Date of Award

6-1997

Degree Type

Thesis (On-Campus Access Only)

First Advisor

Karen Baldwin

Abstract

School reform has been a center of controversy since the days of the one room school house. During the 1980's, a major theme of educational reports called for "recapturing our national vision of a highly educated citizenry" and the "need for a skilled and . motivated work force" (Adams and Hamm, 1990, p. 3). This suggests that a fundamental change in education was needed so that students could become more productive citizens.

The Oregon Educational Act for the Twenty·first Century is one of the many new products in the long line of school reforms. This act sets new, higher standards for children in schools. Students who are in the eighth grade in the 1996-1997 school year will be the first class to be held accountable for achieving these new standards (Oregon Department of Education, 1990). It seems that the goals students are required to meet are revised every few years and these reforms are usually driven by politicians and business persons. These are usually professionals that have not been in the classroom for many years. School reform can be a powerful tool to change how children are educated, but it can lose its effectiveness when reforms come too often or are driven by non-educators.

As students and course requirements become more sophisticated, the objective of the teacher should be to seek sophisticated, the objective of the teacher should be to seek methods of teaching that will enhance learning. Constantly changing state educational mandates require that teachers revise and modify their lessons in order to meet the current, altered state requirements. This can allow for implementing new strategies as years of lesson plans are reworked. Once new teaching strategies are identified, they can be integrated into lessons and their effectiveness determined by the classroom teacher.

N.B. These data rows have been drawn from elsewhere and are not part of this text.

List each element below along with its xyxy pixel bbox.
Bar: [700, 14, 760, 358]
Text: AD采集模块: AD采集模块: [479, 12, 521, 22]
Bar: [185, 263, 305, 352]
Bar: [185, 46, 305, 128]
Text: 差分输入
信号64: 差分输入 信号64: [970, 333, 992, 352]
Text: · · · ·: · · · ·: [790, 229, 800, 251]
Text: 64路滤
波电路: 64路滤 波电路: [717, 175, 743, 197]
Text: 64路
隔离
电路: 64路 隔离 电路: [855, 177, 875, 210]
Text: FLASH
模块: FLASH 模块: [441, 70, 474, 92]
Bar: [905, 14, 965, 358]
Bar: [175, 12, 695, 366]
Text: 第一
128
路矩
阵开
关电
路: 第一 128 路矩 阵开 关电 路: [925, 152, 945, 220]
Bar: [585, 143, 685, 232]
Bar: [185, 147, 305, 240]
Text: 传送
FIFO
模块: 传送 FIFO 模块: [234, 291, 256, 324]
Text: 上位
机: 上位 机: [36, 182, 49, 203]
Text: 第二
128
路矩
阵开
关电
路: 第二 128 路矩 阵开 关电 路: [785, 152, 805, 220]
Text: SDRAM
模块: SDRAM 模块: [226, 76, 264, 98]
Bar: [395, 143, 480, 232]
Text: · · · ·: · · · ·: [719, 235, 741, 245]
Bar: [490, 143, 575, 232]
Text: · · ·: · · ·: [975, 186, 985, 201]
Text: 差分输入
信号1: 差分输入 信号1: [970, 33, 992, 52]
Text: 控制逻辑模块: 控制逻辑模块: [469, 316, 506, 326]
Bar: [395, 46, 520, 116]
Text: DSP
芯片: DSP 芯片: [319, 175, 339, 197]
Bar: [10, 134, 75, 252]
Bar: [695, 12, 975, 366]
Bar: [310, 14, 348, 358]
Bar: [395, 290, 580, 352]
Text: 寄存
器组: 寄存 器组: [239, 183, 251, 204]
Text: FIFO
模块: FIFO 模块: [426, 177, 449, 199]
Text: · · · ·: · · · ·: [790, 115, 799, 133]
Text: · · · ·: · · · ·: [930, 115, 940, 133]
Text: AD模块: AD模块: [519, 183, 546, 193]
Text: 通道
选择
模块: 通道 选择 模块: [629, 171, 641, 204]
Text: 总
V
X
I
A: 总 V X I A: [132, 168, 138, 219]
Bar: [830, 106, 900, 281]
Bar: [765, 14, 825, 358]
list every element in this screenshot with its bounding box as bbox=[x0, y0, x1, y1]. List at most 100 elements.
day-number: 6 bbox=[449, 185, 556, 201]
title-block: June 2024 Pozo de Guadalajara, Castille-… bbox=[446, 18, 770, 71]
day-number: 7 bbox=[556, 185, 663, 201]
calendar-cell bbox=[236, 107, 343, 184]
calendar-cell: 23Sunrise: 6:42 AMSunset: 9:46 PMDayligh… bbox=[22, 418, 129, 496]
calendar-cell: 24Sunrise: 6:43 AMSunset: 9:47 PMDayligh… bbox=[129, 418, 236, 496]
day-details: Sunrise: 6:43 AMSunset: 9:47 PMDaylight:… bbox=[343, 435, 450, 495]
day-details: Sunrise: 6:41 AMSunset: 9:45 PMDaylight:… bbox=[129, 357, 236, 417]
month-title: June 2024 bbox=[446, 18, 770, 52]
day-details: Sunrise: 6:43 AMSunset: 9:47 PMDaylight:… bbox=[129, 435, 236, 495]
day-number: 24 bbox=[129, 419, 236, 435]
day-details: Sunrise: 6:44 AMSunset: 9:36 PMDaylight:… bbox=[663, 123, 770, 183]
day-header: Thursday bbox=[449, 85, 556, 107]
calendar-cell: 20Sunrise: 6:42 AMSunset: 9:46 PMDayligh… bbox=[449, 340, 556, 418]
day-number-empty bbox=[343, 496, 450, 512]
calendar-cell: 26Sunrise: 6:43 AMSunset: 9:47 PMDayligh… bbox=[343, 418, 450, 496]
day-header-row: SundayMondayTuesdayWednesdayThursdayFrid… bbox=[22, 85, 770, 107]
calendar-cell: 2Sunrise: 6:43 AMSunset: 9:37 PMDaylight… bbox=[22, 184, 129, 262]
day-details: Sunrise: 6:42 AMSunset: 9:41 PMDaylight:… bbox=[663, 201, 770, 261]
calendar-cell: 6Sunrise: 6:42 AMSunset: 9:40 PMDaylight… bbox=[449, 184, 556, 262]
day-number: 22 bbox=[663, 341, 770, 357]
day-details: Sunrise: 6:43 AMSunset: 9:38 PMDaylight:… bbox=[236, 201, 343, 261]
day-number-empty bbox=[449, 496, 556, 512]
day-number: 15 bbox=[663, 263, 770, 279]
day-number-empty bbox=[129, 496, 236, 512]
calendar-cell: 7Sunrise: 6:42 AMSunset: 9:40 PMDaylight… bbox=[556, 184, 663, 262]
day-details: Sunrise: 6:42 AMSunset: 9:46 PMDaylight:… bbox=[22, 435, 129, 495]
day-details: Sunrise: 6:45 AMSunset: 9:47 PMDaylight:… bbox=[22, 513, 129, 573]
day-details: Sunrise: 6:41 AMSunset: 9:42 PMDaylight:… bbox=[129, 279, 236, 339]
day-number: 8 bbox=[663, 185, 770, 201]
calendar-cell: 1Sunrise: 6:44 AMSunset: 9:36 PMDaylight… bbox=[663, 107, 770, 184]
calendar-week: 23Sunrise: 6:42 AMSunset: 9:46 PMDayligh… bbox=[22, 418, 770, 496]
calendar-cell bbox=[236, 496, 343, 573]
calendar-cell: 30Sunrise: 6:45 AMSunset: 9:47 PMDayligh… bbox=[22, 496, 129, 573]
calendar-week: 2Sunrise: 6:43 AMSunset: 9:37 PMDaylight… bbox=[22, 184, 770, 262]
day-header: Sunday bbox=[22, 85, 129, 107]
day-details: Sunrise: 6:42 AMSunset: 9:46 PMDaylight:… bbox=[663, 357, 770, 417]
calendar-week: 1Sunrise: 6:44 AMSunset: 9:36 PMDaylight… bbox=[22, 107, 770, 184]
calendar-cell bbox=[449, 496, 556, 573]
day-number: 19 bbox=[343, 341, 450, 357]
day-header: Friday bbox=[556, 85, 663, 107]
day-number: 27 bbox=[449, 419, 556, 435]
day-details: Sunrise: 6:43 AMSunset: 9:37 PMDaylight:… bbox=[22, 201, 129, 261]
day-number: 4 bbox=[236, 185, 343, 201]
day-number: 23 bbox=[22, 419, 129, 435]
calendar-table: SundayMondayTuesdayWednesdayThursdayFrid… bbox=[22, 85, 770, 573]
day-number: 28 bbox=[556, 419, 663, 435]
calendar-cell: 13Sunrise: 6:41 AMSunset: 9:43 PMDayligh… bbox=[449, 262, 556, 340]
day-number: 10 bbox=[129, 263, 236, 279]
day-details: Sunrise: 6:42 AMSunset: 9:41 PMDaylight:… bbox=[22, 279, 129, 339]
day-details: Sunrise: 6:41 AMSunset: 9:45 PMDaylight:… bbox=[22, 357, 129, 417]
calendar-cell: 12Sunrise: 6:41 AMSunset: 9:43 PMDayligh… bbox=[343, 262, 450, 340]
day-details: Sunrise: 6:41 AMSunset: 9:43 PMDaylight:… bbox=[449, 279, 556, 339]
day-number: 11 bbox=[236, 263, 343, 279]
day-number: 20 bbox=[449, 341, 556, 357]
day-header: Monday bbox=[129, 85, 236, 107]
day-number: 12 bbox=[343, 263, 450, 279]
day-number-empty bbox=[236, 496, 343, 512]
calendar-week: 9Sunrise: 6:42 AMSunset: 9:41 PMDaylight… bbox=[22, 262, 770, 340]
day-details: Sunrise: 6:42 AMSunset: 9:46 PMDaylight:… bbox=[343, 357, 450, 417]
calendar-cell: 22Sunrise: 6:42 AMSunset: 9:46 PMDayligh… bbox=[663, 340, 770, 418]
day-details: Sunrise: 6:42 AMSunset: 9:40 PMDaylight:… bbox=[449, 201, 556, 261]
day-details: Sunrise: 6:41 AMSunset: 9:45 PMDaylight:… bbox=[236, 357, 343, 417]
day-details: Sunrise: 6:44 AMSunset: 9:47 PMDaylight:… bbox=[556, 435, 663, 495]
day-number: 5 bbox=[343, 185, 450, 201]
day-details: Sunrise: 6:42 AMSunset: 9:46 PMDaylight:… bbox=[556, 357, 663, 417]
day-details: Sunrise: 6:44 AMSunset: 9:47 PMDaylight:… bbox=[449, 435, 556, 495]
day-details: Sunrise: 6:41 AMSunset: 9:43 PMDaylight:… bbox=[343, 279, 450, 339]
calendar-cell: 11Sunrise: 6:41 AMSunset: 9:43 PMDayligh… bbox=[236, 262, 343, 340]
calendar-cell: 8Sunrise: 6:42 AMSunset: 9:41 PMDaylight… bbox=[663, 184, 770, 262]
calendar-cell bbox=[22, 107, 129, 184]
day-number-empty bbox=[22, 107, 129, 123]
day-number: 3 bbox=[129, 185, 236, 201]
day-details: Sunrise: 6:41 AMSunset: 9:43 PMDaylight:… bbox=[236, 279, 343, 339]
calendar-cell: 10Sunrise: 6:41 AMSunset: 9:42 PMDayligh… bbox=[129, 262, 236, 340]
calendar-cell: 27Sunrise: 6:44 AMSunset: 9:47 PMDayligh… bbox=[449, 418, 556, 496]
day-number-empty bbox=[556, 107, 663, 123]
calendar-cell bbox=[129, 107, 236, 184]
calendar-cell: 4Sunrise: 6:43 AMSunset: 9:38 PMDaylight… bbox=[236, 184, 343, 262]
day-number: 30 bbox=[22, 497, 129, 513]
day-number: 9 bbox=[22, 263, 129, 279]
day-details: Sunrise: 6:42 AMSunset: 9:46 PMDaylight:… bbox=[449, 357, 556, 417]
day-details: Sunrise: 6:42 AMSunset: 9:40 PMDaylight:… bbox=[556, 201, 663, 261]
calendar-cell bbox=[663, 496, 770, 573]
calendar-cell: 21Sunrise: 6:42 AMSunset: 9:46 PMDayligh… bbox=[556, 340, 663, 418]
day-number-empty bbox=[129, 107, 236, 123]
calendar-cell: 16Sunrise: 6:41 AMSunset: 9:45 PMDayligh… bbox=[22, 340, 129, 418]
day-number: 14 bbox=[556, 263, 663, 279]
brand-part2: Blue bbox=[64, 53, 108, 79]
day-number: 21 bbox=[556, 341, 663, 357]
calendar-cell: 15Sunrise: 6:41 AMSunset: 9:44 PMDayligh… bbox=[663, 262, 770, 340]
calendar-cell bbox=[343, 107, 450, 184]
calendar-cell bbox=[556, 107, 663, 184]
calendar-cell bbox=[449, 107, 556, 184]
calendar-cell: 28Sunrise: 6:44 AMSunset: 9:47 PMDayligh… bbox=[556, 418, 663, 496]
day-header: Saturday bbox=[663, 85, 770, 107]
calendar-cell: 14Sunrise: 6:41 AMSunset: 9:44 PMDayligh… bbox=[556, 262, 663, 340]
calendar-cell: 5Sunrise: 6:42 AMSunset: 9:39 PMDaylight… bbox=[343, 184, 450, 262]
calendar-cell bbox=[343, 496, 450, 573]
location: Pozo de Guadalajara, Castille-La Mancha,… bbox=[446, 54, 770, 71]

There are many different teaching strategies and their effectiveness varies. One of the primary concerns of a teacher should be to determine what works best in their situation and adapt accordingly. A teaching strategy will only be as effective as the teacher allows it to be. If a teacher is not convinced that a strategy is working, it will not be used. The same is true if a particular strategy goes against a teachers personal educational philosophy or makes a teacher uncomfortable. The needs of the teacher must also be considered with the needs of the students for effective teaching and learning to take place.

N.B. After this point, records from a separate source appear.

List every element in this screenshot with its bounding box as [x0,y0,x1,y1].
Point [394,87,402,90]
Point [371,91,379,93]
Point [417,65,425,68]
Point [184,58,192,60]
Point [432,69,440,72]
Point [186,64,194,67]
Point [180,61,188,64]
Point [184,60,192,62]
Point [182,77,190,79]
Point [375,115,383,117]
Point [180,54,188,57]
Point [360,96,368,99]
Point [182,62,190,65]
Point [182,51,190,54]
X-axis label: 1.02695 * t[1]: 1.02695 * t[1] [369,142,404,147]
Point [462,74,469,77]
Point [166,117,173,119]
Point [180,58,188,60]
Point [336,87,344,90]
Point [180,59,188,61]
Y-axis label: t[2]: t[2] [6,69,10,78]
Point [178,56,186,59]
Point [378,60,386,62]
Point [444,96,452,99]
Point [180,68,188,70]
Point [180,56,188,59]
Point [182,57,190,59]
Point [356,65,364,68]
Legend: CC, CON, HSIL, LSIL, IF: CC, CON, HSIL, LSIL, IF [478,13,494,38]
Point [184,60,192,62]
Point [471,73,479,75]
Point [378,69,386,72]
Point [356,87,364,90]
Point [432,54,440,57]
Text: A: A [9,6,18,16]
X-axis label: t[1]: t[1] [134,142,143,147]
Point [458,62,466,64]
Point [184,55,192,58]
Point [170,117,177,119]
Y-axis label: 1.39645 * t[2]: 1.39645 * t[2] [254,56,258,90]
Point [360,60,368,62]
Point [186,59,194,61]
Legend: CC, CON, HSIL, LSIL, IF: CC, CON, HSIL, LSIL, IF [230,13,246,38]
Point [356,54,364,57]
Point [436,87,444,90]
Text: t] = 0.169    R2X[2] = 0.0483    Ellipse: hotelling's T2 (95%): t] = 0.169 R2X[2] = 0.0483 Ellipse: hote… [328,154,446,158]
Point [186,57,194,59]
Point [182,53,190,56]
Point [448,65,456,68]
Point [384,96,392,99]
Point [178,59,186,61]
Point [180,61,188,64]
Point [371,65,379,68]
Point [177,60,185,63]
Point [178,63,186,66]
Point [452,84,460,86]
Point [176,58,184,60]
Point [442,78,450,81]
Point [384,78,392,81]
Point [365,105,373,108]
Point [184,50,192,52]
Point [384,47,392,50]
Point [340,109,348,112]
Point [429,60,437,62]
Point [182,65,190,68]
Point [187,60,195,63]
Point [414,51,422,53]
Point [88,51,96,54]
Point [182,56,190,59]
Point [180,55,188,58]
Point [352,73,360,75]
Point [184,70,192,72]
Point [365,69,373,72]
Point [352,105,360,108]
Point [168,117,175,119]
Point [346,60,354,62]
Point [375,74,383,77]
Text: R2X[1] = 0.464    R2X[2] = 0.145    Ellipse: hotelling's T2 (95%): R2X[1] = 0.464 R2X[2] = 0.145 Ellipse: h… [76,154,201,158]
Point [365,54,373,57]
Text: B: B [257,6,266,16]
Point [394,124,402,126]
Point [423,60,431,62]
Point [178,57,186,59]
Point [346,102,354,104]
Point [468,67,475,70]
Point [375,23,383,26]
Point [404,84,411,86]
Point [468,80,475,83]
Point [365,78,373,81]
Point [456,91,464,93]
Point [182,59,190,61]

While there are many different teaching methods and strategies, my research will examine one particular style of alternative teaching called cooperative learning. "Cooperative learning is a structure in which groups of students work together to pursue shared goals" (De Jong and Hawley, 1995, p. 45). Simply stated, it is a style of curriculum in which students work together in small groups to reach a similar goal. One of the purposes of cooperative learning is to provide students with an opportunity to work together, much in the same way a corporate team works together to finish a project.

As a relatively new science teacher, I am always looking for different methods and techniques to make learning more fun while maintaining a rich content area. Every year, Valley Middle School holds a Science Exposition. In the past, I have simply turned students loose to complete their projects with little instruction or clearly defined goals. I decided to integrate a cooperative learning curriculum during the weeks my students were preparing for the exposition. I felt that this would provide some structure and clarity to my classes as they worked toward finishing their science exposition projects. This would also ensure that each student showed educational gains while preparing their projects.

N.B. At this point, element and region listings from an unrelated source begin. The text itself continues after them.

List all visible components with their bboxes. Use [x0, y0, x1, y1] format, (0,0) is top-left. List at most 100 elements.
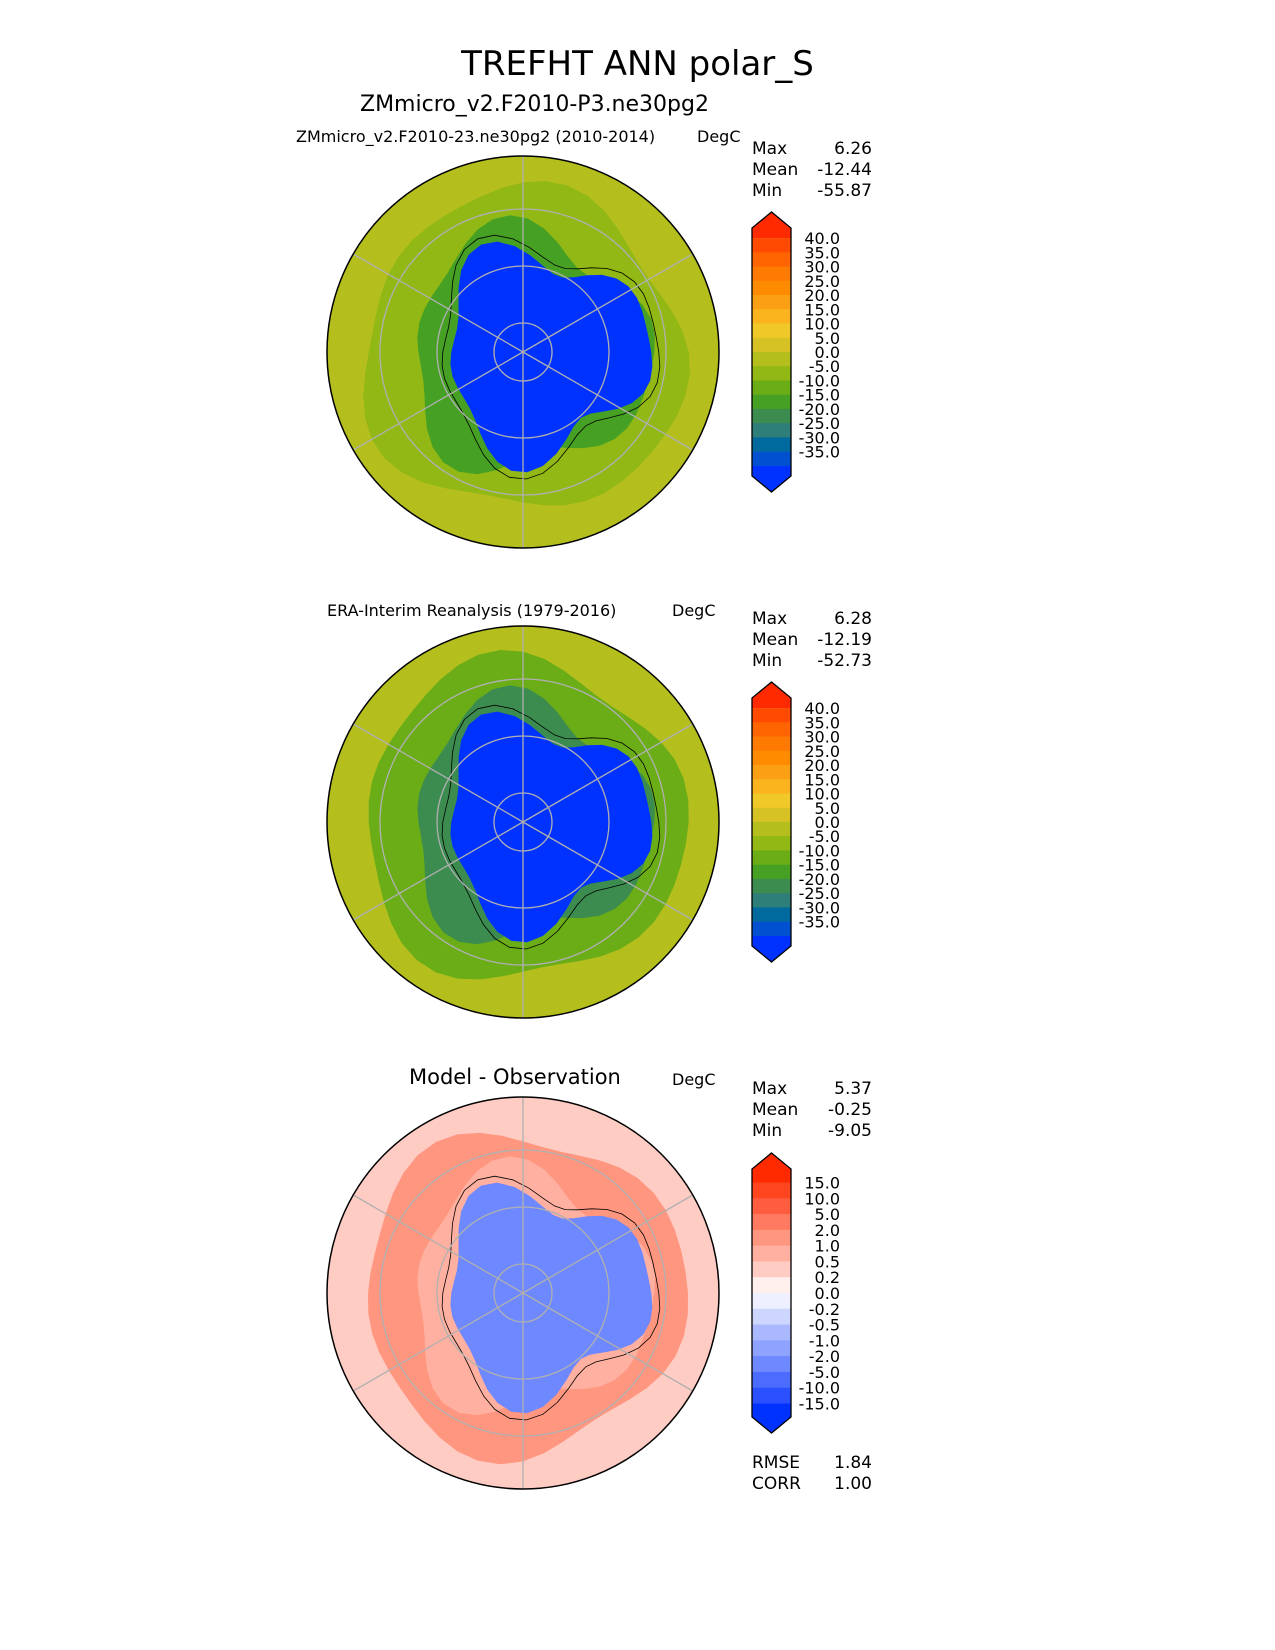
- stat-label: Mean: [752, 160, 799, 180]
- coastline: [441, 1175, 661, 1421]
- stats-panel-2: Max 6.28 Mean -12.19 Min -52.73: [752, 609, 872, 672]
- colorbar-tick-label: -20.0: [799, 400, 840, 419]
- colorbar-bin: [752, 708, 791, 723]
- colorbar-tick-label: -35.0: [799, 443, 840, 462]
- metrics-panel: RMSE 1.84 CORR 1.00: [752, 1453, 872, 1495]
- longitude-gridline: [522, 1194, 694, 1294]
- colorbar-tick-label: 10.0: [804, 785, 840, 804]
- colorbar-tick-label: -10.0: [799, 371, 840, 390]
- colorbar-bin: [752, 793, 791, 809]
- metric-label: CORR: [752, 1474, 801, 1494]
- colorbar-tick-label: -1.0: [809, 1331, 840, 1350]
- colorbar-bin: [752, 1340, 791, 1357]
- colorbar-tick-label: -5.0: [809, 827, 840, 846]
- colorbar-extend-bottom: [752, 935, 791, 962]
- colorbar-tick-label: 40.0: [804, 699, 840, 718]
- stat-label: Mean: [752, 1100, 799, 1120]
- colorbar-bin: [752, 252, 791, 268]
- colorbar-bin: [752, 1371, 791, 1389]
- colorbar-bin: [752, 423, 791, 438]
- panel1-subtitle: ZMmicro_v2.F2010-23.ne30pg2 (2010-2014): [296, 127, 656, 146]
- colorbar-bin: [752, 736, 791, 752]
- colorbar-bin: [752, 323, 791, 339]
- colorbar-bin: [752, 380, 791, 396]
- stat-value-min: -52.73: [817, 651, 872, 671]
- colorbar-tick-label: -30.0: [799, 428, 840, 447]
- longitude-gridline: [352, 253, 524, 353]
- colorbar-bin: [752, 280, 791, 296]
- colorbar-tick-label: -0.2: [809, 1300, 840, 1319]
- stat-value-max: 6.26: [834, 139, 872, 159]
- longitude-gridline: [352, 351, 524, 451]
- panel3-title: Model - Observation: [409, 1065, 621, 1089]
- colorbar-bin: [752, 1214, 791, 1231]
- stat-value-max: 6.28: [834, 609, 872, 629]
- colorbar-tick-label: 10.0: [804, 1189, 840, 1208]
- stat-label: Min: [752, 181, 783, 201]
- colorbar-bin: [752, 907, 791, 923]
- colorbar-tick-label: -10.0: [799, 1379, 840, 1398]
- colorbar-bin: [752, 1293, 791, 1310]
- colorbar-bin: [752, 1356, 791, 1373]
- colorbar-extend-bottom: [752, 1403, 791, 1433]
- colorbar-tick-label: -2.0: [809, 1347, 840, 1366]
- colorbar-bin: [752, 878, 791, 894]
- colorbar-tick-label: 35.0: [804, 713, 840, 732]
- colorbar-bin: [752, 337, 791, 353]
- colorbar-bin: [752, 408, 791, 424]
- colorbar-bin: [752, 1387, 791, 1405]
- metric-value-corr: 1.00: [834, 1474, 872, 1494]
- colorbar-tick-label: -15.0: [799, 1395, 840, 1414]
- colorbar-bin: [752, 238, 791, 253]
- colorbar-bin: [752, 451, 791, 467]
- colorbar-bin: [752, 765, 791, 780]
- colorbar-bin: [752, 1229, 791, 1247]
- colorbar-tick-label: 25.0: [804, 272, 840, 291]
- colorbar-outline: [751, 1152, 792, 1434]
- colorbar-tick-label: -30.0: [799, 898, 840, 917]
- colorbar-tick-label: 20.0: [804, 756, 840, 775]
- colorbar-tick-label: 25.0: [804, 742, 840, 761]
- colorbar-tick-label: -15.0: [799, 856, 840, 875]
- colorbar-bin: [752, 822, 791, 837]
- colorbar-tick-label: 0.5: [815, 1252, 840, 1271]
- colorbar-bin: [752, 921, 791, 937]
- map-boundary: [326, 1096, 720, 1490]
- colorbar-tick-label: 35.0: [804, 243, 840, 262]
- stat-value-mean: -12.44: [817, 160, 872, 180]
- stat-value-min: -9.05: [828, 1121, 872, 1141]
- coastline: [441, 234, 661, 480]
- colorbar-bin: [752, 352, 791, 367]
- colorbar-tick-label: 0.0: [815, 813, 840, 832]
- colorbar-outline: [751, 681, 792, 963]
- stat-value-min: -55.87: [817, 181, 872, 201]
- map-1: [327, 156, 719, 548]
- colorbar-tick-label: 40.0: [804, 229, 840, 248]
- longitude-gridline: [352, 1194, 524, 1294]
- colorbar-extend-bottom: [752, 465, 791, 492]
- colorbar-tick-label: 20.0: [804, 286, 840, 305]
- colorbar-tick-label: 10.0: [804, 315, 840, 334]
- colorbar-tick-label: 15.0: [804, 300, 840, 319]
- colorbar-bin: [752, 1308, 791, 1326]
- colorbar-tick-label: -15.0: [799, 386, 840, 405]
- stat-label: Min: [752, 1121, 783, 1141]
- panel1-title: ZMmicro_v2.F2010-P3.ne30pg2: [360, 92, 709, 117]
- longitude-gridline: [352, 723, 524, 823]
- stat-label: Min: [752, 651, 783, 671]
- map-boundary: [326, 625, 720, 1019]
- figure-title: TREFHT ANN polar_S: [461, 44, 814, 84]
- colorbar-tick-label: -25.0: [799, 414, 840, 433]
- colorbar-bin: [752, 1245, 791, 1262]
- metric-value-rmse: 1.84: [834, 1453, 872, 1473]
- colorbar-extend-top: [752, 212, 791, 239]
- longitude-gridline: [352, 821, 524, 921]
- colorbar-bin: [752, 1261, 791, 1278]
- colorbar-bin: [752, 893, 791, 908]
- colorbar-tick-label: -0.5: [809, 1316, 840, 1335]
- colorbar-bin: [752, 864, 791, 880]
- colorbar-bin: [752, 437, 791, 453]
- colorbar-bin: [752, 722, 791, 738]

In my research, I assessed cooperative learning from a working point of view. I was not concerned with how many facts a student retained or if their letter grade increased. I was attempting to discover the effects the cooperative learning style had on my class as a whole. I investigated three main areas: 1. How have student attitudes toward science changed during the cooperative learning process? 2. What are students views on working in cooperative groups? 3. What are teachers views on the effectiveness of cooperative learning? Focusing on these three concepts allowed me to determine if cooperative learning is a successful strategy in my middle school classroom and if its continued use is warranted.

I collected information in several different ways. My primary source of information was student surveys. These focused on both student attitudes toward science and working in groups. I also engaged students in informal interviews and made observations during class. These techniques provided me with the information needed to determine the effectiveness of cooperative learning in my classroom.